The recipe for a request: Scaling data extraction through investigation

Cooking a delicious meal for your wife at the end of the night - that's super easy.

Now, try cooking 300 plates every day at a Michelin Star level. It's a completely different ball game.

The same is true when we talk about data extraction requests. Sending a single request so that it gets through without a problem is something anyone can do. But scaling that to over 1,000 requests every second changes the game completely.

At Centric Software, we operate at this level, running over 5,000 scrapers that send 130 million requests daily. At this scale, you simply cannot be fixing things every single day. You have to shift your attention from reactive fixes to perfecting the initial development process.

The chef's secret

I used to be a Michelin-trained chef, and I remember working with a colleague who had an amazing capability. He would walk in with a massive list of tasks, and it would just disappear in seconds. I had no idea how he did it. One day, over a beer, I asked him his secret. He told me, "Just take your time."

It sounds counterintuitive, doesn't it? If I work slower on one task, I'll take longer to get to the next. But eventually, it made sense. Every mistake you make is costly. Every time you rush and have to re-do something, it takes time away from you. But, if you take your time, understand the task, and do it correctly the first time, the net amount of tasks you complete is far greater.

“Every minute you spend in the investigation is 10 times that saved in the implementation”

– Kieron Spearing, Data Collection Engineer, Centric Software

This is one of many lessons from the kitchen that can be directly translated to my work today as a Data Collection Engineer.

Adopting an investigative mindset

To build resilient scrapers that can handle thousands of requests per second, you need to adopt an investigative mindset. This is a methodical process for analyzing how a website works before you write a single line of code.

It can be broken down into three key phases:

Learn how the website expects user interaction.
Break down requests to their minimum requirements.
Translate these discoveries into a resilient scraper.

This process ensures you understand the system deeply. As Albert Einstein said:

“If you can’t explain it simply, you don’t understand it well enough.”

– Albert Einstein

A practical investigation: ‘Go shopping’

Let's walk through an example. The first step is to simply "Go Shopping." Open the target website in a browser and use it. How is the data represented naturally? How is a user expected to search for and buy a product?

As you interact with the site, your goal is to find where the data is coming from. Using your browser’s developer tools, you can inspect the network traffic and identify the specific API request that fetches the data you need.

Once you’ve located the request, it’s time for experimentation. This is where the fun begins.

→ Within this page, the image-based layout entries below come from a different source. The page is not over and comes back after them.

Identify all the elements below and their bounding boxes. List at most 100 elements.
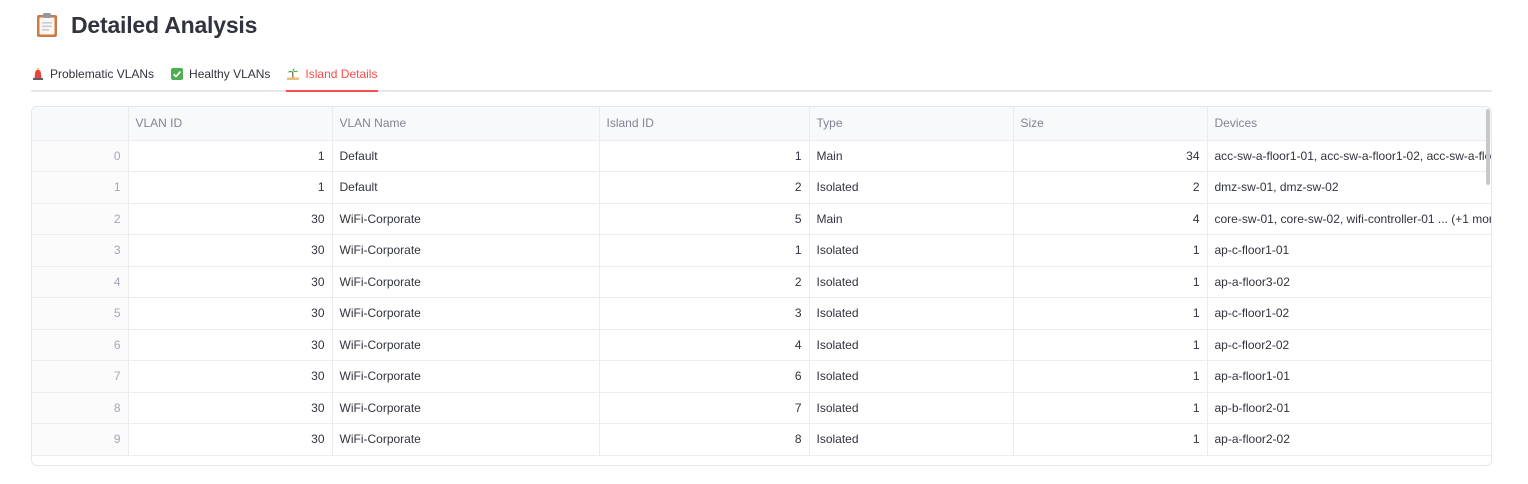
tab-healthy-vlans[interactable]: Healthy VLANs (170, 58, 271, 90)
cell-type[interactable]: Isolated (809, 392, 1014, 424)
row-index: 7 (32, 360, 129, 393)
cell-vlan-id[interactable]: 30 (128, 203, 333, 235)
cell-devices[interactable]: ap-c-floor2-02 (1207, 329, 1491, 361)
column-header-vlan-id[interactable]: VLAN ID (128, 107, 333, 141)
table-row[interactable]: 2 30 WiFi-Corporate 5 Main 4 core-sw-01, core-… (32, 203, 1491, 235)
cell-size[interactable]: 4 (1013, 203, 1208, 235)
cell-vlan-name[interactable]: WiFi-Corporate (332, 203, 600, 235)
column-header-island-id[interactable]: Island ID (599, 107, 810, 141)
vertical-scrollbar[interactable] (1486, 109, 1490, 185)
column-header-vlan-name[interactable]: VLAN Name (332, 107, 600, 141)
row-index: 2 (32, 203, 129, 235)
clipboard-icon (37, 13, 57, 37)
cell-island-id[interactable]: 6 (599, 360, 810, 393)
data-table: VLAN ID VLAN Name Island ID Type Size De… (32, 107, 1491, 456)
cell-type[interactable]: Main (809, 140, 1014, 172)
row-index: 5 (32, 297, 129, 330)
row-index: 1 (32, 171, 129, 204)
cell-island-id[interactable]: 8 (599, 423, 810, 456)
cell-size[interactable]: 1 (1013, 329, 1208, 361)
table-row[interactable]: 3 30 WiFi-Corporate 1 Isolated 1 ap-c-floor1-0… (32, 234, 1491, 267)
cell-vlan-name[interactable]: WiFi-Corporate (332, 297, 600, 330)
table-row[interactable]: 4 30 WiFi-Corporate 2 Isolated 1 ap-a-floor3-0… (32, 266, 1491, 298)
cell-size[interactable]: 34 (1013, 140, 1208, 172)
tab-problematic-vlans[interactable]: Problematic VLANs (31, 58, 155, 90)
cell-vlan-id[interactable]: 30 (128, 234, 333, 267)
row-index: 0 (32, 140, 129, 172)
cell-vlan-name[interactable]: WiFi-Corporate (332, 329, 600, 361)
cell-vlan-id[interactable]: 30 (128, 297, 333, 330)
check-box-icon (171, 68, 184, 80)
cell-devices[interactable]: ap-a-floor2-02 (1207, 423, 1491, 456)
index-column-header (32, 107, 129, 141)
cell-island-id[interactable]: 4 (599, 329, 810, 361)
cell-type[interactable]: Isolated (809, 329, 1014, 361)
cell-island-id[interactable]: 2 (599, 171, 810, 204)
cell-type[interactable]: Isolated (809, 297, 1014, 330)
tab-island-details[interactable]: Island Details (286, 58, 379, 92)
cell-vlan-name[interactable]: WiFi-Corporate (332, 360, 600, 393)
cell-devices[interactable]: dmz-sw-01, dmz-sw-02 (1207, 171, 1491, 204)
cell-island-id[interactable]: 1 (599, 234, 810, 267)
cell-vlan-id[interactable]: 30 (128, 360, 333, 393)
cell-size[interactable]: 1 (1013, 392, 1208, 424)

Take the cURL of the request. Extract the raw request from your browser.
Bit by bit, remove components with the intention of breaking the request. Remove headers, cookies, and parameters one by one.
Fix it and repeat. When the request fails, you’ve found an essential component. Add it back, document it, and continue removing other parts.

The goal isn't just to get a working cURL command; the goal is to understand what you learn as you go.

This is why I avoid tools like Postman for this initial investigation, as they can modify the request in subtle ways. A better approach is to use a reverse proxy like mitmproxy, which shows you exactly what is being sent. For performing the investigations and documenting these requests, especially in a team environment, I recommend a tool like Bruno.

During this process, you should be able to answer several key questions:

Are cookies required?
Are any headers essential?
Where are dynamic values generated?
Is proxy quality important?
Is the proxy tied to the request?
Is the header order important?

Common pitfalls vs. winning strategies

This investigative process helps avoid common pitfalls that lead to brittle scrapers and technical debt. By shifting your strategy, you build for resilience and scale from the very beginning.

Pitfalls (The Quick Way)

Strategies (The Resilient Way)

HTML-first approach: Scraping data directly from the HTML structure.

API-first approach: Finding the underlying API that populates the page. APIs are more stable and less likely to change than front-end layouts.

Gathering the entire feed at once: Creating a single, monolithic process to discover and collect all data.

Decouple discovery and collection: Use one process to find all the product URLs and a separate process to collect the data for each URL. This prevents a single failure from stopping the entire operation (avoiding cascading failure) and allows for targeted retries.

Hitting the website without regard to latency: Sending requests as fast as possible without any delays.

Retries with Jitter and/or bounded exponential backoff: Be respectful. Implement intelligent delays and backoff strategies to avoid overwhelming the server, which also reduces the chance of getting blocked.

Quick-fix approach: Rushing to get a scraper working to meet a deadline, creating technical debt.

Well-documented investigations & sustainable mindset: Take your time. Thoroughly document your findings. This creates a sustainable system that requires far less maintenance in the long run.

By documenting your discoveries, you create a blueprint for a robust scraper. You understand your framework's limitations and can build any necessary tools.

Ultimately, scale comes from building resilient systems.

So, how can we send 1,000 requests per second as easily as we send one? The answer lies in the methodical, investigative process. Every minute you spend in the investigation is 10 times that saved in the implementation.

Because every chef knows that thorough preparation is the key to fine food.